Models of ventricular arrhythmia mechanisms

Abstract

The mechanisms that initiate and sustain ventricular arrhythmias in the human heart are clinically important, but hard to study experimentally. In this study, a monodomain model of electrical activation was used to examine how dynamics of electrophysiology at the cell scale influence the surface activation patterns of VF at the tissue scale. Cellular electrophysiology was described with two variants of a phenomenological model of the human ventricular epicardial action potential. The tissue geometry was an 8.0 × 8.0 × 1.2 cm 3D tissue slab with axially symmetric anisotropy. In both cases an initial re-entrant wave fragmented into multiple wavelets of activation.

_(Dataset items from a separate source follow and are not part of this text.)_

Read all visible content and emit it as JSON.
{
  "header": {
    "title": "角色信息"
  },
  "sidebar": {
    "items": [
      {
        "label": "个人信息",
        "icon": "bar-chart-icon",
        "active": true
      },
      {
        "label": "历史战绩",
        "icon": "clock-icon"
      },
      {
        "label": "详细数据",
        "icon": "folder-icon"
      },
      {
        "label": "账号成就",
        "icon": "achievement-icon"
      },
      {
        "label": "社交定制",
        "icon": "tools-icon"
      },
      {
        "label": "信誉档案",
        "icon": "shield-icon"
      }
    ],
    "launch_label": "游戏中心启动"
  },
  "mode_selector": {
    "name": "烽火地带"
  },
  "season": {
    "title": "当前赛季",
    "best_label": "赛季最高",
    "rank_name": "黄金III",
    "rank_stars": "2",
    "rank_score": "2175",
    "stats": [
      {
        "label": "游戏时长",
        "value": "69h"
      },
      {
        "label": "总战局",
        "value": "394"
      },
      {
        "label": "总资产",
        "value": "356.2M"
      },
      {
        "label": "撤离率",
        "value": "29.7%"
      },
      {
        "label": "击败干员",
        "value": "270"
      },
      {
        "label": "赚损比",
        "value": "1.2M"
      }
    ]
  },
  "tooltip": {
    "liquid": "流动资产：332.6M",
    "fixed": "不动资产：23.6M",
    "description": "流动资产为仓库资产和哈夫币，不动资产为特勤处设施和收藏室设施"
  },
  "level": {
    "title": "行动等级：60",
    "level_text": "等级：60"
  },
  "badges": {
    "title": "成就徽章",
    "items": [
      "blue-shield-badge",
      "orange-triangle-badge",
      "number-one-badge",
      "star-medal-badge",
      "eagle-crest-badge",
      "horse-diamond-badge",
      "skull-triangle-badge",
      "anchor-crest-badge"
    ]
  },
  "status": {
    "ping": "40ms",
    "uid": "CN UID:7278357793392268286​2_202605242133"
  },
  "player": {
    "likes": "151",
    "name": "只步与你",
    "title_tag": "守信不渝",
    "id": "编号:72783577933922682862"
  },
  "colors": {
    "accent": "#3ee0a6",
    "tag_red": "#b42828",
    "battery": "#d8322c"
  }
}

The model variant with steep action potential duration restitution produced much more complex activation, with a greater average number of filaments (13.79) than the variant with less steep restitution (3.08). More complex activation was associated with proportionally fewer transmural filaments, and so the average number of epicardial wavefronts and phase singularities per filament was lower. The average number of epicardial phase singularities and wavefronts for the model variant with less steep restitution were consistent with experimental observations in the human heart. This study shows that small changes in cell scale dynamics can have a large influence on the complexity of re-entrant activation in simulated 3D tissue, as well as on the features observed on the epicardial surface.